Nobel, Alfred Bernhard

Nobel, Alfred Bernhard älˈfrĕd bĕrnˈhärd nōbĕlˈ [key], 1833–96, Swedish chemist and inventor. Educated in St. Petersburg, Russia, he traveled as a youth and returned to St. Petersburg in 1852 to assist his father in the development of torpedoes and mines. Manufacture of a mixture of nitroglycerin and gunpowder, developed cooperatively by the family, was begun in the small Nobel works in Heleneborg, near Stockholm, in 1863. After a number of serious explosions, which killed several people, Nobel continued experimentation with nitroglycerin in order to find a safer explosive.
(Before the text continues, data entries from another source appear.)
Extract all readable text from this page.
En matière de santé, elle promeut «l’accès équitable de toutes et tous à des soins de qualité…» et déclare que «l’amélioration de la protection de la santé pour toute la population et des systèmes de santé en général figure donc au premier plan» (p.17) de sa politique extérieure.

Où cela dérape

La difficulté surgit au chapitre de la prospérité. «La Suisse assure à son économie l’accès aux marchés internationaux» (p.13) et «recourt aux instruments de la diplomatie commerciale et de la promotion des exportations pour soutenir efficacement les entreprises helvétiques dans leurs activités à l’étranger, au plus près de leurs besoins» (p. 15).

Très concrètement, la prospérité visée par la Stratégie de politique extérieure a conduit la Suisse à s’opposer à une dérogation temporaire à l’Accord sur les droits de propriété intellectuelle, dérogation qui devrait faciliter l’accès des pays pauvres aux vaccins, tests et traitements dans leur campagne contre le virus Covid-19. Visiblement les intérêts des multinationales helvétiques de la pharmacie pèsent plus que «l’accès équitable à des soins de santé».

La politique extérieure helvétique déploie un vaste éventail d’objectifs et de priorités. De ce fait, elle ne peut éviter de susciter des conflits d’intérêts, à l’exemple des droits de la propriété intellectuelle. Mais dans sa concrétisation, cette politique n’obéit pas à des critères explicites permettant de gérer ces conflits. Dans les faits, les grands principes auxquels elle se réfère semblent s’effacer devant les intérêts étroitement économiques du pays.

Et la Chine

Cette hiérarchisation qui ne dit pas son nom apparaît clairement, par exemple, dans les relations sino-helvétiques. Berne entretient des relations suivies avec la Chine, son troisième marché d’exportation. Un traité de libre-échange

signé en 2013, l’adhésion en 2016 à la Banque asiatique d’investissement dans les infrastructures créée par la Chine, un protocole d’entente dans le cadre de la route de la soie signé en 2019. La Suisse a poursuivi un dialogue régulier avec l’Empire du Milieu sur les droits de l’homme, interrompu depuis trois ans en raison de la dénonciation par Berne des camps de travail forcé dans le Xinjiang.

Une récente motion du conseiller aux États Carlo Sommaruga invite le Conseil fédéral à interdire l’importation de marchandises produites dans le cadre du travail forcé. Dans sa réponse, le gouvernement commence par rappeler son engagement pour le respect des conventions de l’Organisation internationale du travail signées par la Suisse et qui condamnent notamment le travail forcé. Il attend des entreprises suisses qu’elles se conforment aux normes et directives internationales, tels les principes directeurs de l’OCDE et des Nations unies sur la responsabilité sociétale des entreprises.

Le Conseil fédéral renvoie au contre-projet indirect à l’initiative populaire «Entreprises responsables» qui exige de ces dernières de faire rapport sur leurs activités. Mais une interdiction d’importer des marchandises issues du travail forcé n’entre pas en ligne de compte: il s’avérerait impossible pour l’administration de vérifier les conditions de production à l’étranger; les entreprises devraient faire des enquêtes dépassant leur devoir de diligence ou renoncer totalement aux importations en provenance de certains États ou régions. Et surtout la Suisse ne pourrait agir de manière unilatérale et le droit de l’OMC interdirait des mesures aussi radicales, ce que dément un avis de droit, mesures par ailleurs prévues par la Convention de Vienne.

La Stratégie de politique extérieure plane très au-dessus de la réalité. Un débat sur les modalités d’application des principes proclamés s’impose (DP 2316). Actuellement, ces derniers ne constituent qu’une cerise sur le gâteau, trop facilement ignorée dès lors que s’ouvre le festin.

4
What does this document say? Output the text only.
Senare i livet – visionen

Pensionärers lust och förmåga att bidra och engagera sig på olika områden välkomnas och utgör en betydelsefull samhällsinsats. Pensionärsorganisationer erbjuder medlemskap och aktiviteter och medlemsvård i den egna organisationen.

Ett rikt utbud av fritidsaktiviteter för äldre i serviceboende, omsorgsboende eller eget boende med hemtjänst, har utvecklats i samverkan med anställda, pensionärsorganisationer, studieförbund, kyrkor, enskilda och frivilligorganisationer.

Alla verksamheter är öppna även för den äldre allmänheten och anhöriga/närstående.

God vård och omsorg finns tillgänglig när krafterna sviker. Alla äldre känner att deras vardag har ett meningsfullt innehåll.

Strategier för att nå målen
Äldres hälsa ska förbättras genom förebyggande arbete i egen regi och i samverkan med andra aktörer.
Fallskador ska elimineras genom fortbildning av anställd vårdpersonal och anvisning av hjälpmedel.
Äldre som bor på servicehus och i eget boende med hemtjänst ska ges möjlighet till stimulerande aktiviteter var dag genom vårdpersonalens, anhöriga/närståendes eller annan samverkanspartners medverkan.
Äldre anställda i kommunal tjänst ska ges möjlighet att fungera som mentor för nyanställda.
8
In 1866 he perfected a combination of nitroglycerin and kieselguhr, a diatomaceous earth (see diatom), to which he gave the name dynamite. His other inventions include an explosive gelatin more powerful than dynamite and the smokeless powder Ballistite. Nobel, who inclined toward pacifism, had long had reservations about his family's industry, and he developed strong misgivings about the potential uses of his own invention. On his death in San Remo, Italy, he left a fund from the interest of which annual awards, the Nobel Prizes, are given for work in physics, chemistry, physiology or medicine, and literature, and toward the promotion of international peace.

See biography by H. Schück et al., Nobel: The Man and His Prizes (3d ed. 1972).